缺耳长老点点头,不再言语。
沈清鸢这时伸手,将青瓷斗笠盏往案内推了半寸。盏底与案面摩擦,出细微的“沙”一声。她指尖在盏沿停顿片刻,感受着粗陶的微糙触感,然后收回手,垂在身侧。
演武坪上,有人开始低声讨论课时长短,有人翻看自己记下的要点,还有人掏出随身携带的炭笔,在纸上勾画巡查路线图。纸页翻动声、炭笔划纸声、低语声交织在一起,汇成一种新的秩序。
裴珩低头整理名单,右手小指又转起玄铁戒。第一圈,第二圈,第三圈将尽时,他抬眼看了沈清鸢一眼。
沈清鸢正望着远处山林。
林梢微动,阳光已完全穿透树冠,照得叶片泛出油亮光泽。她眉间朱砂痣在光下显得格外红,像一滴未干的血。
她没回头。
裴珩收回目光,继续低头写字。笔尖划过纸面,沙沙作响。
沈清鸢左手覆上腰间十二律管,管身微凉。
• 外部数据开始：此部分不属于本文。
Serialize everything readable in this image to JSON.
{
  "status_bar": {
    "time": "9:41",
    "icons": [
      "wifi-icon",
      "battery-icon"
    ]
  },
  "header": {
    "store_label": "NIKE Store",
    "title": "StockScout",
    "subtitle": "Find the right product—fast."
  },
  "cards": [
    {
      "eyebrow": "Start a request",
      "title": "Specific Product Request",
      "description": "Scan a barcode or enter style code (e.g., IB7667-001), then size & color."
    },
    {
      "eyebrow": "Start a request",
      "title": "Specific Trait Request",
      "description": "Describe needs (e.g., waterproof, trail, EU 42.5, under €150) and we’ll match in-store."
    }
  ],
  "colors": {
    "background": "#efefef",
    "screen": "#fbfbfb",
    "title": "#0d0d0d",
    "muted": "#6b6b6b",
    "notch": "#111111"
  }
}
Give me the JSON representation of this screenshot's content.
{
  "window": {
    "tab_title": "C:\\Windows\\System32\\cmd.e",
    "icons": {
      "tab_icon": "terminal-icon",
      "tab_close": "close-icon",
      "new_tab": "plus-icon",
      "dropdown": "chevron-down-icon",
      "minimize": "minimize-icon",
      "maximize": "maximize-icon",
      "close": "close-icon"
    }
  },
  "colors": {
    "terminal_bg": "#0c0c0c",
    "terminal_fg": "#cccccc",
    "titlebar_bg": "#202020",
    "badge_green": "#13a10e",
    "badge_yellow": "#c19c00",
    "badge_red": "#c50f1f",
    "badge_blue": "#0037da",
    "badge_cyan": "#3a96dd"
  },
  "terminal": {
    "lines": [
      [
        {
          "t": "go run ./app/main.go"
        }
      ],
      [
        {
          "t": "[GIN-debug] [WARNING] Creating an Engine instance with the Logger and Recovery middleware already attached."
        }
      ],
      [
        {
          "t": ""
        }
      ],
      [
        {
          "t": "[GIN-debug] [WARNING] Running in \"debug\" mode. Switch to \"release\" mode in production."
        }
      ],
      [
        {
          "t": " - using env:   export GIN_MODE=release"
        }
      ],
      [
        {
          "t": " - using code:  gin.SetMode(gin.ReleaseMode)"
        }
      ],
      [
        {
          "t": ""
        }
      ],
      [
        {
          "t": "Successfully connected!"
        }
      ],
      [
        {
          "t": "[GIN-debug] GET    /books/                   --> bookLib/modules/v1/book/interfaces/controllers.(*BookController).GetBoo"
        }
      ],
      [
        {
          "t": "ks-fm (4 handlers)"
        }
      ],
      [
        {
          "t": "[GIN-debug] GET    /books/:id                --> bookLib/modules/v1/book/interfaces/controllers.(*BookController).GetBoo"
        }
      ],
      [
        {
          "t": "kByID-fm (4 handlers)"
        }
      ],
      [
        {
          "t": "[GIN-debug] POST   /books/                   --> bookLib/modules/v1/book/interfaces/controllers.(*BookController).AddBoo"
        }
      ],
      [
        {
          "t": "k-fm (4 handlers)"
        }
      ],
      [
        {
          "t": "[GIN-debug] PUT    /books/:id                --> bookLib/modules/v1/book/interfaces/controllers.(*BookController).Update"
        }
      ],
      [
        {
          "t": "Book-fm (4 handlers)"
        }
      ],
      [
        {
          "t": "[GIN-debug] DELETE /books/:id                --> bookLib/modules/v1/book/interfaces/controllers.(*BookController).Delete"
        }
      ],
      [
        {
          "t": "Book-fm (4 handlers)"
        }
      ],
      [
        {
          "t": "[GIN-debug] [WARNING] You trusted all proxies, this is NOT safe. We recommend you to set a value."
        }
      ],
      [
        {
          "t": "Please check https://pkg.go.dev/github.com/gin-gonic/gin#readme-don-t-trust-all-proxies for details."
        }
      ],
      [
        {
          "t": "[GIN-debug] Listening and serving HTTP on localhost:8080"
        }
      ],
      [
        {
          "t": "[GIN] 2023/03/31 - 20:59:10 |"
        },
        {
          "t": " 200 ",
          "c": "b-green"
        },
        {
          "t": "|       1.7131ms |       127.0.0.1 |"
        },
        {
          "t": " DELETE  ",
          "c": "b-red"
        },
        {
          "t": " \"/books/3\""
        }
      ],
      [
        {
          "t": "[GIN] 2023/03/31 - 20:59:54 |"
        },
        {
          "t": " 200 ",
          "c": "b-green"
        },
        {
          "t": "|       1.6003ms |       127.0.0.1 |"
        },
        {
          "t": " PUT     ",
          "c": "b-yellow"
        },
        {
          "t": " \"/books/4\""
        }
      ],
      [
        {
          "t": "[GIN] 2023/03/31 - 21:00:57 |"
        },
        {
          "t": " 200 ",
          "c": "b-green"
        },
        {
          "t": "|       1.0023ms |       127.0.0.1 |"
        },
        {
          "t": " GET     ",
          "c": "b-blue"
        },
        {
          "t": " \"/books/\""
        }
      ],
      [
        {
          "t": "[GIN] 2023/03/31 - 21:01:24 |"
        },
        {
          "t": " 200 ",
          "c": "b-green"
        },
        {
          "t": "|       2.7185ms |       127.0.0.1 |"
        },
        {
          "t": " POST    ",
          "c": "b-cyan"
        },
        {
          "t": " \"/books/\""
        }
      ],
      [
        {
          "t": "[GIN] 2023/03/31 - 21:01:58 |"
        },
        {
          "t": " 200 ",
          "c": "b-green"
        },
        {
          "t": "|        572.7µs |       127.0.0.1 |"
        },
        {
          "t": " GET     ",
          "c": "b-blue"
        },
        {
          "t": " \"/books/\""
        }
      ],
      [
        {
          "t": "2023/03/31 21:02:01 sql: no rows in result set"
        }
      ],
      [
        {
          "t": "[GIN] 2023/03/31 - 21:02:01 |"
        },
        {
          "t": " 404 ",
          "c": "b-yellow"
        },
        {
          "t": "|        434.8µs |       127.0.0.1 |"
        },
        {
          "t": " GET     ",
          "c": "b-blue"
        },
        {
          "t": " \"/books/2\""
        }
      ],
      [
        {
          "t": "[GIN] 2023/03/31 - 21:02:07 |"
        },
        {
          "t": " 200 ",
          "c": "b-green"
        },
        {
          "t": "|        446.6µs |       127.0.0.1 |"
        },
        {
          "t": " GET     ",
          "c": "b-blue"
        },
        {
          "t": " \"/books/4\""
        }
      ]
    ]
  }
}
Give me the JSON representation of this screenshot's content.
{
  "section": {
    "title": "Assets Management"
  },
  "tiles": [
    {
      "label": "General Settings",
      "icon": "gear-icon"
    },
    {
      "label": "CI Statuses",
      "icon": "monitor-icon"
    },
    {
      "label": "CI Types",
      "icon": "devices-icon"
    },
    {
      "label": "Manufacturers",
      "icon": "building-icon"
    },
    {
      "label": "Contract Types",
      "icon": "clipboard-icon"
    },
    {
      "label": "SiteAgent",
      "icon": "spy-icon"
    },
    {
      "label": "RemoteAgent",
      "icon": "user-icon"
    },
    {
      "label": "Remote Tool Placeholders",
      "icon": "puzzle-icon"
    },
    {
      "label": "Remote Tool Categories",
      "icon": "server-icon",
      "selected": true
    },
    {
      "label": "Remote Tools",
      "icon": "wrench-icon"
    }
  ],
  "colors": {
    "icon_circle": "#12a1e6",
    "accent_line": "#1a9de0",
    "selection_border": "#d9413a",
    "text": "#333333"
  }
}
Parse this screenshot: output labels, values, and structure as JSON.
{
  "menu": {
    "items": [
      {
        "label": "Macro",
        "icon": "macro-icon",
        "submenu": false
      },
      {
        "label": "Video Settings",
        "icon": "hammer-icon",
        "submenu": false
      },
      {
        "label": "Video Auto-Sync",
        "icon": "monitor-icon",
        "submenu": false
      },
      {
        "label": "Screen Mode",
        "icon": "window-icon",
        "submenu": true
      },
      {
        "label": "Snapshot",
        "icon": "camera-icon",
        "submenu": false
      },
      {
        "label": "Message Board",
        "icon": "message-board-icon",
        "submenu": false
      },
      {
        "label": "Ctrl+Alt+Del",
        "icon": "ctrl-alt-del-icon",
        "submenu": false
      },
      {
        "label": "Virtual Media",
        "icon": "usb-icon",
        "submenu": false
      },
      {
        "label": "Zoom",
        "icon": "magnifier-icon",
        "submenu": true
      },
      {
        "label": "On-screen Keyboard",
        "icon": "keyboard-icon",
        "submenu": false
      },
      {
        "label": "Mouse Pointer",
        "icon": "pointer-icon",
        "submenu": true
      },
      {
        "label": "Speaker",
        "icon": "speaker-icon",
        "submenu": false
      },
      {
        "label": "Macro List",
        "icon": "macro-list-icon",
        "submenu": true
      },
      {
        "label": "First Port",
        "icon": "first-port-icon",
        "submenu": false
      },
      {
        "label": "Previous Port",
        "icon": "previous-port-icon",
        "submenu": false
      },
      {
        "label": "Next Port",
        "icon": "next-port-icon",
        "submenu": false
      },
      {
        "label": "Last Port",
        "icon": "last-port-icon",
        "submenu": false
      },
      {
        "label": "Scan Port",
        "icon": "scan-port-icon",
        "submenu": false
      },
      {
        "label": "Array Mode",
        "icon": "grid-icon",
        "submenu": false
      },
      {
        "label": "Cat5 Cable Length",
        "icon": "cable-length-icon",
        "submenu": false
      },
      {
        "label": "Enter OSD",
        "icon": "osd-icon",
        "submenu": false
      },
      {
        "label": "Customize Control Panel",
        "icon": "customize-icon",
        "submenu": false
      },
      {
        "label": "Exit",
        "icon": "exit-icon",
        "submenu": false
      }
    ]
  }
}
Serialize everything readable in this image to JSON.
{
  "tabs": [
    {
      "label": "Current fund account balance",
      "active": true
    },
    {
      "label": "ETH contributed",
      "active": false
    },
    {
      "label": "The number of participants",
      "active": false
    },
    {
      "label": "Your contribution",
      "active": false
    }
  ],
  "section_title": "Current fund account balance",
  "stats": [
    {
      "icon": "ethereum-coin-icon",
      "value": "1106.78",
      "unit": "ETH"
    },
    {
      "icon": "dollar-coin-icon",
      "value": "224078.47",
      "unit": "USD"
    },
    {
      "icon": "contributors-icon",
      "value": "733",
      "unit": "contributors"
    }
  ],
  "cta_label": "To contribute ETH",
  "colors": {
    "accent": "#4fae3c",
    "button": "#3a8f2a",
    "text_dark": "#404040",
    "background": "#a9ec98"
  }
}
她指尖在管身上轻轻一叩,三声短促脆响,如露珠坠石。
演武坪东侧席位上,缺耳长老忽然抬手,将乌木杖往地上顿了一下。
杖盘龙纹震了震,龙眼处那道细小裂痕,在阳光下显出更深的暗色。
沈清鸢没看他。
她只是将右手食指伸到唇边,轻轻一吮。昨夜蹭破的那点皮,血痂已软,舌尖尝到一丝极淡的腥气。
她放下手,指尖干干净净,看不出丝毫痕迹。
裴珩写完最后一个名字,将纸折好,放入袖中。动作很慢,每一道折痕都压得清晰。
沈清鸢这时拨动琴弦。
不是《守正调》,不是《流水》,也不是《归雁》。只是一段四音小调,羽、宫、角、徵,与方才所奏一模一样。音波再次贴地而行,掠过众人脚踝,又顺着衣摆往上浮。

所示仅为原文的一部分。